Ventana Microsystems, a Bay-Area startup, has emerged as the leading contender to own this space or take an early lead. The company has created a high-performance RISC-V IP, which can form a flexible and extensible CPU for various data center infrastructure applications. The company sees this as a surprisingly ample opportunity, totaling over $90B in TAM across data center infrastructure (not including server CPUs), automotive, 5G, networking and storage, and AI accelerators. Let’s examine why we believe they are well positioned for leadership and will attract many partners to build solutions.

But first, let’s dispel the myth that RISC-V is not up to the performance demands of the data center. The Ventana core delivers 425-500 SPEC CPU Int, which puts it in the same class as an AMD Epyc Genoa server CPU[A2] [A3] and brings RISC-V into a competitive position concerning x86 and Arm. The Ventana processor can support integrations with standard third party AMBA-based IP. That, combined with server-class performance, means there are no real limitations for anyone taking this technology into the server space.

Ventana Microsystems will initially focus on data center infrastructure solutions. Ventana and the RISC-V software community have already demonstrated the ability to run many open-source cloud-native applications. Software is much further along in the RISC-V world than they were for Arm at this early stage. Many applications with architecture dependencies were made ISA portable during their move to Arm, so things are much easier to port this time.

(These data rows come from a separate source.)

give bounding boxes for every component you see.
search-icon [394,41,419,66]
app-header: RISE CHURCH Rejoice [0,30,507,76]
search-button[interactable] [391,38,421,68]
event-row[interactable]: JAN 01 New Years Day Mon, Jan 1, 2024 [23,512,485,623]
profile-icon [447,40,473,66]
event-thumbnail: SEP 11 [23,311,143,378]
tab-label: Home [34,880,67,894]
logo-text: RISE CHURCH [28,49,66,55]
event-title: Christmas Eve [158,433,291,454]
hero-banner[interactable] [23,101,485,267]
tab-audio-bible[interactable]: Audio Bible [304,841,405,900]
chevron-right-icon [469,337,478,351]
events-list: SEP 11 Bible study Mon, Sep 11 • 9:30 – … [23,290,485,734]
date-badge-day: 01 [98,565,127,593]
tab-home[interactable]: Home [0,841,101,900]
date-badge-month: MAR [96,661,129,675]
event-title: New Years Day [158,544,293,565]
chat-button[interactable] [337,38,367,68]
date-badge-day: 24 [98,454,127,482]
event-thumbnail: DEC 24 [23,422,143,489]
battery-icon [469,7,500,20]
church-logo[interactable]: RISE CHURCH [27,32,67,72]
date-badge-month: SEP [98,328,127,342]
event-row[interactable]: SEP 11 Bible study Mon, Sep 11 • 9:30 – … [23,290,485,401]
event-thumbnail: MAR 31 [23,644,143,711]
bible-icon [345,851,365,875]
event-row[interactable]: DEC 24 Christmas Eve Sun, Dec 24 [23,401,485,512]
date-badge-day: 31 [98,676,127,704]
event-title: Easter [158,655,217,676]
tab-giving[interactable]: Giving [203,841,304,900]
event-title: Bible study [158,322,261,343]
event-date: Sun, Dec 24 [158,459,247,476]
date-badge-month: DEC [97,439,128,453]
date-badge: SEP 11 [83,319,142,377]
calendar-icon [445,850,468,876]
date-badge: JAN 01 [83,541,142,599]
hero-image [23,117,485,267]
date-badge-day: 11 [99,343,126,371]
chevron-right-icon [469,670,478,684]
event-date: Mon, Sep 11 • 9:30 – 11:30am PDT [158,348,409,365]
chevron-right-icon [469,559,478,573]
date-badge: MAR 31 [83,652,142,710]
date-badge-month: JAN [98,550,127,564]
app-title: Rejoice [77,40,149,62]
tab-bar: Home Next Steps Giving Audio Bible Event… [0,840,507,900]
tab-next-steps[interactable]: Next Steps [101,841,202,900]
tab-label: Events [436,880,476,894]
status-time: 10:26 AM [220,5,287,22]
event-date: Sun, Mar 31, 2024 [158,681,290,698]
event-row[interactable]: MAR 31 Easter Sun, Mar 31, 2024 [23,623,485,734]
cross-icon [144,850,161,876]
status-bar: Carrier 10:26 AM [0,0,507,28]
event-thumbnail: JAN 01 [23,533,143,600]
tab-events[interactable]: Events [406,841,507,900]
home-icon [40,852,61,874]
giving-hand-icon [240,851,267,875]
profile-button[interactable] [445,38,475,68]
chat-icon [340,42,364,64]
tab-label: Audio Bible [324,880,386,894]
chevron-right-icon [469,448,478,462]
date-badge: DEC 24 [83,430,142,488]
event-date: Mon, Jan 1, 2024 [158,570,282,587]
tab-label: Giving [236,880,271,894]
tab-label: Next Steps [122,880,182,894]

The advantage to Ventana customers is significant, allowing them to shave months or even years off their schedule by building on the tested foundation that Ventana provides. Based on demand for leadership performance, the company intends to foster HW/SW co-design projects with its clients, enabling customer innovation through the extensible RISC-V ISA and providing the technology and support to build custom multi-chiplet heterogeneous architectures. Ventana and its partners are already exploring networking, storage, security, and load-balancing solutions.

The benefits of chiplet-based designs are massive.

The benefits of chiplet-based designs are massive. Ventana Micro Systems

For Die-to-Die interconnects, Ventana plans to support both BoW (Bunch of Wires) and the Universal Chiplet Interconnect Express (UCIe) standard supported by Intel, AMD, NVIDIA, Arm, and others. In addition, Ventana has recruited support from a dozen IP/chiplet partners to deliver turnkey solutions for chiplet-based solutions, along with a robust SDK including firmware, BIOS, OS, reference applications for storage and networking, and a BMC.

Ventana also makes its CPU core IP available to clients who want to build a complete ASIC on top of a proven CPU design. In both models, Ventana sees applications-specific accelerators dovetailing nicely. Finally, Ventana offers clients a flexible engagement model, including IP for SoC integrated turnkey solutions, or can interface a compute chiplet to a client’s custom I/O hub.

Conclusions

The age of chiplets is dawning rapidly, concurrently with the emergence of high-performance RISC-V CPUs offering attractive extensions and customization terms. Combined, this seems like a perfect storm that will spur innovation and form new companies. Ventana Micro Systems is well positioned to capitalize on these two megatrends in the semiconductor industry.